Technology News Mon, 27 Dec 1999, 7:50am EST Kyocera Surges 2nd Day on Boost From Purchase of Qualcomm Handset Business By Peter Poole-Wilson
Kyocera Gains 2nd Day on Qualcomm Phone Unit Purchase (Update1)
(Adds closing share price and trading details in paragraphs 1 and 2.)
Tokyo, Dec. 27 (Bloomberg) -- Kyocera Corp. shares climbed 5.9 percent to a record closing high, capping a second day of gains after the Japanese maker of mobile phones said it agreed to buy Qualcomm Inc.'s phone-making unit, giving it a foothold in the North American cell-phone market.
The maker of personal digital cellular and cdmaOne mobile phone handsets and components advanced 1,150 yen to 20,500. Trading volume was 2.759 million shares, more than twice the daily average the past three months, making Kyocera the second most active stock on Japanese exchanges by value.
Kyocera's shares have more than tripled this year on expectations the company will gain from its exposure to Japan's cell phone industry, a market expected to grow fivefold in the next 10 years. Buying a business that makes cell phones based on the code-division multiple access, or CDMA, standard that Qualcomm developed strengthens Kyocera's hand in the U.S. market too, analysts said.
The agreement ``will establish Kyocera as a presence to be reckoned with in the world market for mobile phones,' said Masaru Koshita, an analyst at Deutsche Securities Ltd. in Tokyo. Kyocera ``increases its share of the U.S. CDMA terminal market from zero to 20 percent.'
The new business ``has the potential to vastly lift Kyocera's handset business,' said Hitoshi Kuriyama, an analyst at Merrill Lynch Japan Inc. Kuriyama reiterated his `buy' rating on the stock and raised his long-term target price for Kyocera to 22,300 yen from 18,500 last week.
Financial terms of the agreement, announced last week, weren't disclosed. Qualcomm, whose shares have surged more than 18-fold this year, is selling the handset business to focus on making chips and collecting royalties from companies that use its CDMA technology.

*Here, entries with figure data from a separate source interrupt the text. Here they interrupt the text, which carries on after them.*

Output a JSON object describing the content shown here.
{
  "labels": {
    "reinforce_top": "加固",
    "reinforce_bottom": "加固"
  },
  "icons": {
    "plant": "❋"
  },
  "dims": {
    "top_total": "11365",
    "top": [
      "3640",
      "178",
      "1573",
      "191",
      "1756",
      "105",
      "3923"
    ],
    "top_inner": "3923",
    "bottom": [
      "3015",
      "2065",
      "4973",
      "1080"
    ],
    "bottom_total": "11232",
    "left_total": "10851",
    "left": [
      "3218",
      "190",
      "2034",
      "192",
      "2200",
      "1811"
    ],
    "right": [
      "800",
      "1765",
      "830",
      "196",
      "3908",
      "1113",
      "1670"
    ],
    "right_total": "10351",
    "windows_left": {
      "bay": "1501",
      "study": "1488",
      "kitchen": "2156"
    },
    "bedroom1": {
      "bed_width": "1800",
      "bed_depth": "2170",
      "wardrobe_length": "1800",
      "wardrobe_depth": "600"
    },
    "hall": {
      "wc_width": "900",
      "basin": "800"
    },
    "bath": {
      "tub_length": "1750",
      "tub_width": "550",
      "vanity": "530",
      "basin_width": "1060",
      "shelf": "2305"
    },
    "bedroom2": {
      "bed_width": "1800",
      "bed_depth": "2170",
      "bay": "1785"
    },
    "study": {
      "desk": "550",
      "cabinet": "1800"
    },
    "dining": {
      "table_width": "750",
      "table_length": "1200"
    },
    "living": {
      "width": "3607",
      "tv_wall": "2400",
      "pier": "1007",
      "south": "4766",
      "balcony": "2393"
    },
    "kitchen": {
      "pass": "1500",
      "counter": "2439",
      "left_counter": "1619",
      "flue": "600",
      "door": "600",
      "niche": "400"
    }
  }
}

In return, Kyocera gets a share of the CDMA handset market, now dominated by Motorola Inc. and Nokia Oyj. The Kyoto-based company will buy most of its CDMA semiconductors and software from Qualcomm for the next five years.
CDMA Expansion
Kyocera, which said last month first-half earnings in the six months ended Sept. 30 rose 29 percent thanks to healthy demand for phones, said it expects to make 16 million CDMA handsets in the fiscal year ending March 31, 2001.

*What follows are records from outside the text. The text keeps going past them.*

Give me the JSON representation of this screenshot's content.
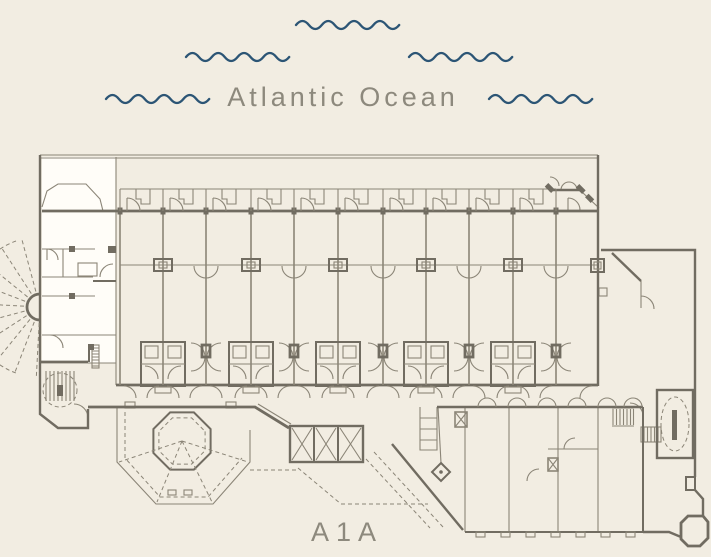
{
  "theme": {
    "background": "#f2ede2",
    "line": "#8b8577",
    "wall": "#716c61",
    "highlight_fill": "#fffdf8",
    "wave_color": "#2c5575",
    "text_color": "#8d897d"
  },
  "ocean": {
    "label": "Atlantic Ocean",
    "waves": [
      {
        "x": 296,
        "y": 20
      },
      {
        "x": 186,
        "y": 52
      },
      {
        "x": 409,
        "y": 52
      },
      {
        "x": 106,
        "y": 94
      },
      {
        "x": 489,
        "y": 94
      }
    ]
  },
  "road": {
    "label": "A1A"
  },
  "plan": {
    "highlighted_unit": {
      "x": 42,
      "y": 157,
      "width": 74,
      "height": 206
    },
    "dividers": [
      {
        "x": 120,
        "kind": "plain"
      },
      {
        "x": 163,
        "kind": "pod"
      },
      {
        "x": 206,
        "kind": "door"
      },
      {
        "x": 251,
        "kind": "pod"
      },
      {
        "x": 294,
        "kind": "door"
      },
      {
        "x": 338,
        "kind": "pod"
      },
      {
        "x": 383,
        "kind": "door"
      },
      {
        "x": 426,
        "kind": "pod"
      },
      {
        "x": 469,
        "kind": "door"
      },
      {
        "x": 513,
        "kind": "pod"
      },
      {
        "x": 556,
        "kind": "door"
      }
    ],
    "right_wall_x": 598,
    "lobby_arches_x": [
      487,
      517,
      547,
      577,
      607,
      633
    ],
    "lobby_ticks_x": [
      476,
      501,
      526,
      551,
      576,
      601,
      626
    ],
    "elevators": [
      {
        "x": 292,
        "w": 20
      },
      {
        "x": 316,
        "w": 20
      },
      {
        "x": 340,
        "w": 21
      }
    ]
  }
}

That compares with likely sales of 3.8 million units for the current fiscal year ending March 31, said Merrill Lynch's Kuriyama. There are about 40 million CDMA users worldwide as of the end of the third quarter, according to Qualcomm.
Jeff Schlesinger, an analyst at Warburg Dillon Read LLC, forecasts about 50 million users by year-end.
Kyocera, also a maker of software to give wireless devices access to the Internet, said the handset business will become a unit of its U.S. subsidiary, Kyocera International Inc., and remain in San Diego. The Kyocera unit will lease some facilities from Qualcomm.
The agreement with Qualcomm comes a week after Kyocera's expansion of its role in Japan's telecommunication industry through the purchase by DDI Corp., Japan's second-largest long- distance telephone company, of two domestic telecom rivals.
Kyocera will be the largest shareholder of the new company, with a 15.8 percent stake. DDI will be Japan's biggest provider of international services and will have a nationwide cellular phone network once the takeover is complete.
The purchase includes any Qualcomm phone inventory, its manufacturing equipment and existing commitments to customers. Qualcomm will form a subsidiary to employ workers from its handset unit and contract them out to Kyocera for as long as three years.
Employees of Qualcomm Personal Electronics, a joint venture with Sony Corp., will be transferred to Kyocera. Between them, Qualcomm's handset unit and QPE employ about 4,000 people.
Shares in Qualcomm, the leading stock in the Standard & Poor's 500 Index this year, fell 18 15/16, or 3.9 percent, to 466 1/2 in Nasdaq trading Thursday. The shares rose to a 52-week high of 522 1/8 Wednesday.
San Diego, California-based Qualcomm, which expects the sale to close by the end of February, will take a pretax charge of $30 million in its fiscal first quarter ending this month.